No salieron corriendo a ningún lugar; no se hicieron pregoneros de los acontecimientos, simplemente contemplaron en su intimidad la grandeza del amor divino y se extasiaron ante el rostro de Jesús.

San Josemaría Escrivá dice en una de sus homilías refiriéndose al santo Patriarca: Yo lo adivino recogido en contemplación, protegiendo con amor al Hijo de Dios que, hecho hombre, le ha sido confiado a sus cuidados paternales. Con la maravillosa delicadeza del que no vive para sí mismo, el santo Patriarca se prodiga en un servicio tan silencioso como eficaz.

Y el poeta de la edad de oro José de Valdivieso vio así a san José: Adora, reverencia, abraza, besa,/ gorjea, requiebra, alegra y enamora/ al Niño pobre que por Dios confiesa,/y al rico Dios que entre pañales mora;/ gózase la bellísima Princesa/ viendo a José que de contento llora.

Frente a un pueblo de ritos, gestos y abluciones, leyes minuciosas y salmos orales, san José simplemente contempla; contempla a Dios que tiene enfrente, a su lado, junto a él, primero, en la cuna de Belén y, más tarde, en el taller de Nazaret.
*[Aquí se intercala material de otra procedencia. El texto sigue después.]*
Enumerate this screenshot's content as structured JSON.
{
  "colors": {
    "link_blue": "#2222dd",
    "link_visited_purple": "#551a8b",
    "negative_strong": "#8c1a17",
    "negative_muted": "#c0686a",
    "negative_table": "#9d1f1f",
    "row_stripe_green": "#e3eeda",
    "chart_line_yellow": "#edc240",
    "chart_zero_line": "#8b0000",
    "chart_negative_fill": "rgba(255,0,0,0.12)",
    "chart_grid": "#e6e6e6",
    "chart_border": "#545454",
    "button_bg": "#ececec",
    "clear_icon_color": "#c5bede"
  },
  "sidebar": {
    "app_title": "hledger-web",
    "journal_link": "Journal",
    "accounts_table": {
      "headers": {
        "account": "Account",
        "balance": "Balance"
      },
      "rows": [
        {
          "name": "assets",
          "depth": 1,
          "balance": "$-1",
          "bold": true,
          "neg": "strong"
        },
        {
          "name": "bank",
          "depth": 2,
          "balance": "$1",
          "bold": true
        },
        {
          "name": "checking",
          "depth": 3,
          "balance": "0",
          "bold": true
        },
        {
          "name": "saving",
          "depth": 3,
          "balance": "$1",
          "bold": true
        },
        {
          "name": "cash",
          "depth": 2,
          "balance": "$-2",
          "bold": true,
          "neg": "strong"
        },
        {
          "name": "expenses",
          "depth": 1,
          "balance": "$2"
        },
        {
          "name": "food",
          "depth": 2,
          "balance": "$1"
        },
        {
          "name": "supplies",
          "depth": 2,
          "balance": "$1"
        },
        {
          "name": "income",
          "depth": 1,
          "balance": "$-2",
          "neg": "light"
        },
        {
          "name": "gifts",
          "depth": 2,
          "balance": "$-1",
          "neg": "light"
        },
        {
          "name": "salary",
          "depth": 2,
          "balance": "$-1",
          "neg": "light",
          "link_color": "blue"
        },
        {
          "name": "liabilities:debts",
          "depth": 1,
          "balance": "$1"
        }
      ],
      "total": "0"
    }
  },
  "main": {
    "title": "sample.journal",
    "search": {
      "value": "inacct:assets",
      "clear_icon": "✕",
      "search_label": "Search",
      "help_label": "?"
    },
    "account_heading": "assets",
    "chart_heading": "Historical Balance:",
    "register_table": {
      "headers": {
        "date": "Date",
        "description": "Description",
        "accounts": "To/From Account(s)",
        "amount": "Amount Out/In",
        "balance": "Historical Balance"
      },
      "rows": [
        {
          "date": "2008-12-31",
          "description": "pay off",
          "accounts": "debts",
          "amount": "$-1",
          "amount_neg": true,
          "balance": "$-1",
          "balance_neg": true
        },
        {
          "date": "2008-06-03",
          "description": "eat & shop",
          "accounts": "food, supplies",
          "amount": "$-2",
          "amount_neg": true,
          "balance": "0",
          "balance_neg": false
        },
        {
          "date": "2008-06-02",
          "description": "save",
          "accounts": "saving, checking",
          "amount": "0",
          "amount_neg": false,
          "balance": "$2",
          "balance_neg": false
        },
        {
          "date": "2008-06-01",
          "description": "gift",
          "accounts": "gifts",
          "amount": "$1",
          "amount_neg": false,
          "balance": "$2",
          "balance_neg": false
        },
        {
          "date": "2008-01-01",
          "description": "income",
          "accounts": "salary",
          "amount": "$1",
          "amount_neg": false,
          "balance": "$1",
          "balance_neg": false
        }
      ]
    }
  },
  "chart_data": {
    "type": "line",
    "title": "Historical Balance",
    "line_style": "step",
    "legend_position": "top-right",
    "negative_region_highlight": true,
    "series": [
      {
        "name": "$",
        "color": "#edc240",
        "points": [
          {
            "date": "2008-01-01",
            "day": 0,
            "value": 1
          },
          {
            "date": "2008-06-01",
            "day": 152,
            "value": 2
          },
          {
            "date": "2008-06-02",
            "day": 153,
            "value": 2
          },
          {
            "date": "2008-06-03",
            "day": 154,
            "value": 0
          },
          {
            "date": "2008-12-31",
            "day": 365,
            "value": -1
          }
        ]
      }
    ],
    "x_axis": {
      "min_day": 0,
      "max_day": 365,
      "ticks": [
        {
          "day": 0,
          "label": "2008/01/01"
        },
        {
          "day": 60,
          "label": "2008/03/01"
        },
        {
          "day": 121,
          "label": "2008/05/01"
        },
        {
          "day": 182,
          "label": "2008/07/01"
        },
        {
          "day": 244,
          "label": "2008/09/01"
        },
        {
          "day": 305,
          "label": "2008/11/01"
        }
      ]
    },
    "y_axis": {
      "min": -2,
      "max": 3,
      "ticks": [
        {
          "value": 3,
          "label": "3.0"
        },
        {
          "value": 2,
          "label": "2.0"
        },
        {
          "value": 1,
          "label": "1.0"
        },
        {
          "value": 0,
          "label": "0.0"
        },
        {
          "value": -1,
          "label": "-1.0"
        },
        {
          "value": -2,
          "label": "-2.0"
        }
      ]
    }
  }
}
La Escritura santa nos habla de la aspiración, del anhelo de ver el rostro de Dios que anidaba en el corazón de todo buen israelita. Ver el rostro de Dios era sed en Moisés, en Elías, en los profetas: De tu parte me dice el corazón: buscad mi rostro; y yo, Yahvé, tu rostro buscaré. No me escondas tu rostro.

Esa búsqueda de Dios, sencilla y deseada, que va desde Abraham hasta Juan el Bautista, pasando por Moisés, Elías, los profetas o los pobres de Yahvé, e incluso los esenios, la ha encontrado san José en aquel niño que todos consideraban su hijo. Ver el rostro de Dios; él lo tiene delante, ante sus ojos, en sus brazos.

Más tarde, el mismo Jesús llamaría bienaventurados a aquellos ojos que le vieron y a aquellos oídos que lo oyeron, porque muchos lo habían deseado sin conseguirlo. El primero, sin duda, de esos bienaventurados fue san José, que no solo lo vio, sino que, incluso, lo acunó; no solo lo oyó, sino que escuchó de sus labios muchas palabras que él mismo le había enseñado.